I am basing my research on this idea and building upon his previous investigations. I have chosen three positive psychology interventions and a placebo intervention which have not yet been used together in the same research. This gives me the opportunity to build on previous knowledge. A placebo intervention has been used because Seligman identified the importance of using a placebo controlled method for evaluating impact.
The aim of the research is to explore whether it is possible to increase participants’ levels of happiness over a two-week period using these positive psychology interventions. If you would be interested in taking part, I invite you to participate.

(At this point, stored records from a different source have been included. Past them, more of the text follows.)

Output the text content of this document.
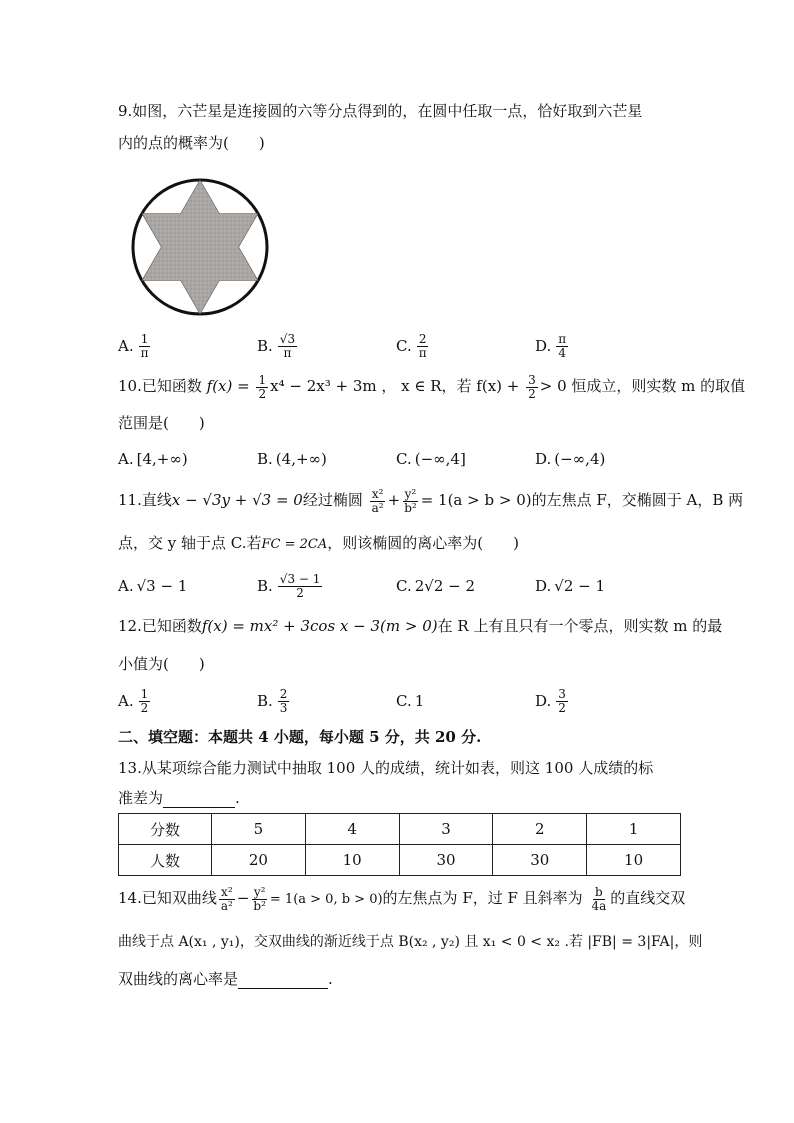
9.如图，六芒星是连接圆的六等分点得到的，在圆中任取一点，恰好取到六芒星
内的点的概率为(　　)
A. $\frac{1}{\pi}$	B. $\frac{√3}{\pi}$	C. $\frac{2}{\pi}$	D. $\frac{\pi}{4}$
10.已知函数 $f(x) = \frac{1}{2} x^4 - 2x^3 + 3m$ ， x ∈ R，若 $f(x) + \frac{3}{2} > 0$ 恒成立，则实数 m 的取值
范围是(　　)
A. [4,+∞)	B. (4,+∞)	C. (−∞,4]	D. (−∞,4)
11.直线x − √3y + √3 = 0经过椭圆 $\frac{\text{x²}}{\text{a²}} + \frac{\text{y²}}{\text{b²}} = 1(a > b > 0)$的左焦点 F，交椭圆于 A，B 两
点，交 y 轴于点 C.若FC = 2CA，则该椭圆的离心率为(　　)
A. √3 − 1	B. $\frac{√3 - 1}{2}$	C. 2√2 − 2	D. √2 − 1
12.已知函数f(x) = mx² + 3cos x − 3(m > 0)在 R 上有且只有一个零点，则实数 m 的最
小值为(　　)
A. $\frac{1}{2}$	B. $\frac{2}{3}$	C. 1	D. $\frac{3}{2}$
二、填空题：本题共 4 小题，每小题 5 分，共 20 分.
13.从某项综合能力测试中抽取 100 人的成绩，统计如表，则这 100 人成绩的标
准差为	.
分数	5	4	3	2	1
人数	20	10	30	30	10
14.已知双曲线 $\frac{\text{x²}}{\text{a²}} - \frac{\text{y²}}{\text{b²}} = 1(a > 0$, b > 0)的左焦点为 F，过 F 且斜率为 $\frac{b}{4a}$ 的直线交双
曲线于点 A(x₁ , y₁)，交双曲线的渐近线于点 B(x₂ , y₂) 且 x₁ < 0 < x₂ .若 |FB| = 3|FA|，则
双曲线的离心率是	.
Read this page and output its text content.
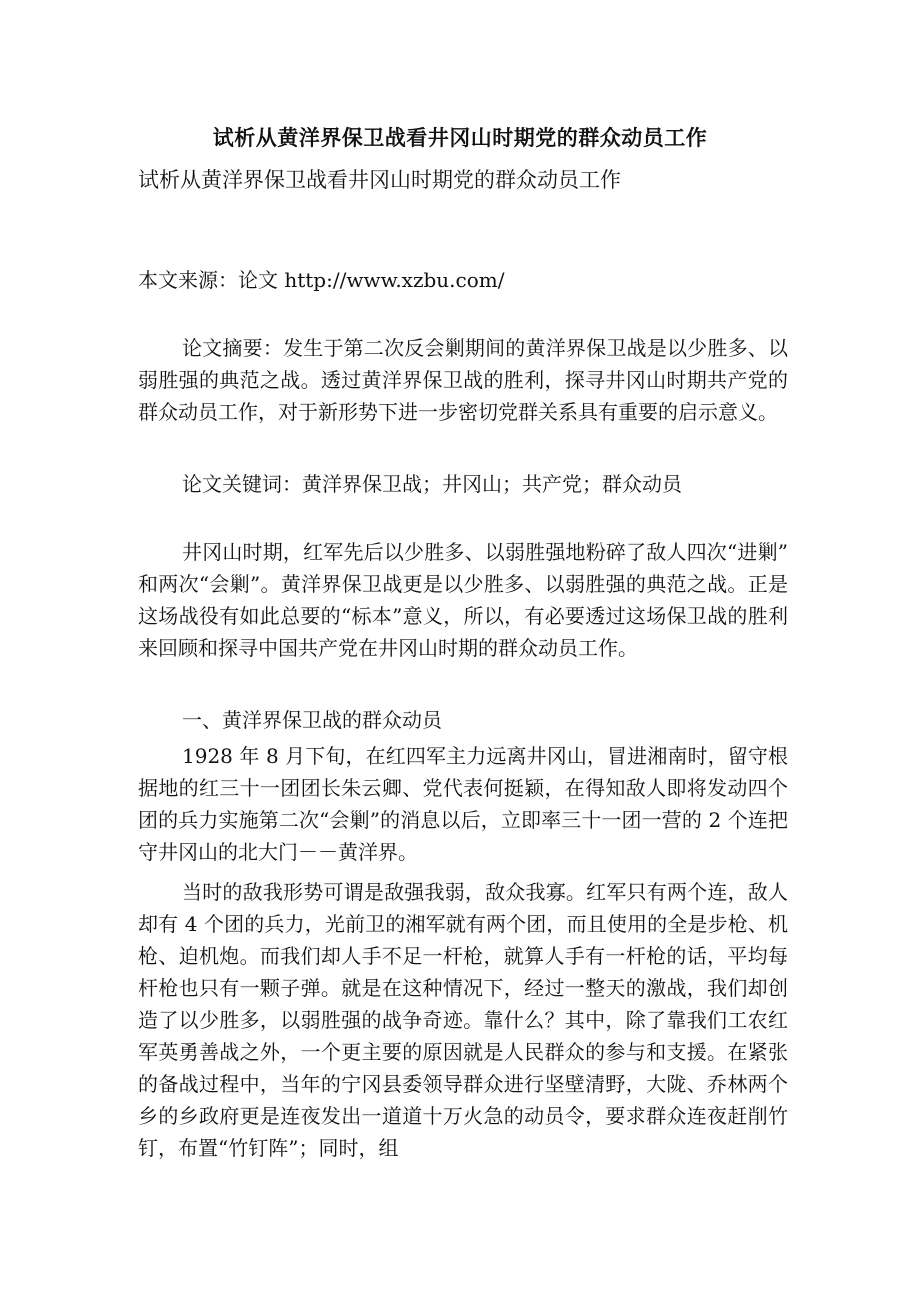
试析从黄洋界保卫战看井冈山时期党的群众动员工作
试析从黄洋界保卫战看井冈山时期党的群众动员工作
本文来源：论文 http://www.xzbu.com/
论文摘要：发生于第二次反会剿期间的黄洋界保卫战是以少胜多、以弱胜强的典范之战。透过黄洋界保卫战的胜利，探寻井冈山时期共产党的群众动员工作，对于新形势下进一步密切党群关系具有重要的启示意义。
论文关键词：黄洋界保卫战；井冈山；共产党；群众动员
井冈山时期，红军先后以少胜多、以弱胜强地粉碎了敌人四次“进剿” 和两次“会剿”。黄洋界保卫战更是以少胜多、以弱胜强的典范之战。正是这场战役有如此总要的“标本”意义，所以，有必要透过这场保卫战的胜利来回顾和探寻中国共产党在井冈山时期的群众动员工作。
一、黄洋界保卫战的群众动员
1928 年 8 月下旬，在红四军主力远离井冈山，冒进湘南时，留守根据地的红三十一团团长朱云卿、党代表何挺颖，在得知敌人即将发动四个团的兵力实施第二次“会剿”的消息以后，立即率三十一团一营的 2 个连把守井冈山的北大门－－黄洋界。
当时的敌我形势可谓是敌强我弱，敌众我寡。红军只有两个连，敌人却有 4 个团的兵力，光前卫的湘军就有两个团，而且使用的全是步枪、机枪、迫机炮。而我们却人手不足一杆枪，就算人手有一杆枪的话，平均每杆枪也只有一颗子弹。就是在这种情况下，经过一整天的激战，我们却创造了以少胜多，以弱胜强的战争奇迹。靠什么？其中，除了靠我们工农红军英勇善战之外，一个更主要的原因就是人民群众的参与和支援。在紧张的备战过程中，当年的宁冈县委领导群众进行坚壁清野，大陇、乔林两个乡的乡政府更是连夜发出一道道十万火急的动员令，要求群众连夜赶削竹钉，布置“竹钉阵”；同时，组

The link will take you to the initial questionnaire, the Steen Happiness Index used by Seligman in his studies. This will measure your initial levels of happiness.
Once you have completed the initial questionnaire, I will send you via email details of one of the positive psychology intervention tasks which you should complete once a day. These are aimed to increase your levels of happiness by focusing on the positive things in life. After a week you will be prompted via email to complete the questionnaire again to identify whether your happiness levels have increased. After the two week period you will be prompted again to complete the questionnaire for a final time. This part of the research is essential as it identifies whether a change following the positive psychology intervention has occurred.
All ethical considerations have been taken into consideration with this study, which meets the guidelines for the Nottingham Trent University Psychology committee. Participants have the right to withdraw from the investigation at any time. They will be assigned unique IDs, and all data will be confidential and destroyed after the research has been completed.
Seligman, M. E. P., Steen, T., Park, N. & Peterson, C. (2005). Positive psychology progress: empirical validation of interventions. American Psychologist, 60(5): 410-21.
Seligman, M. E. P. (2003). Testing Positive Interventions.
Seligman, Martin (2004), Authentic Happiness: Using the New Positive Psychology to Realize Your Potential for Lasting Fulfillment. New York: Free Press.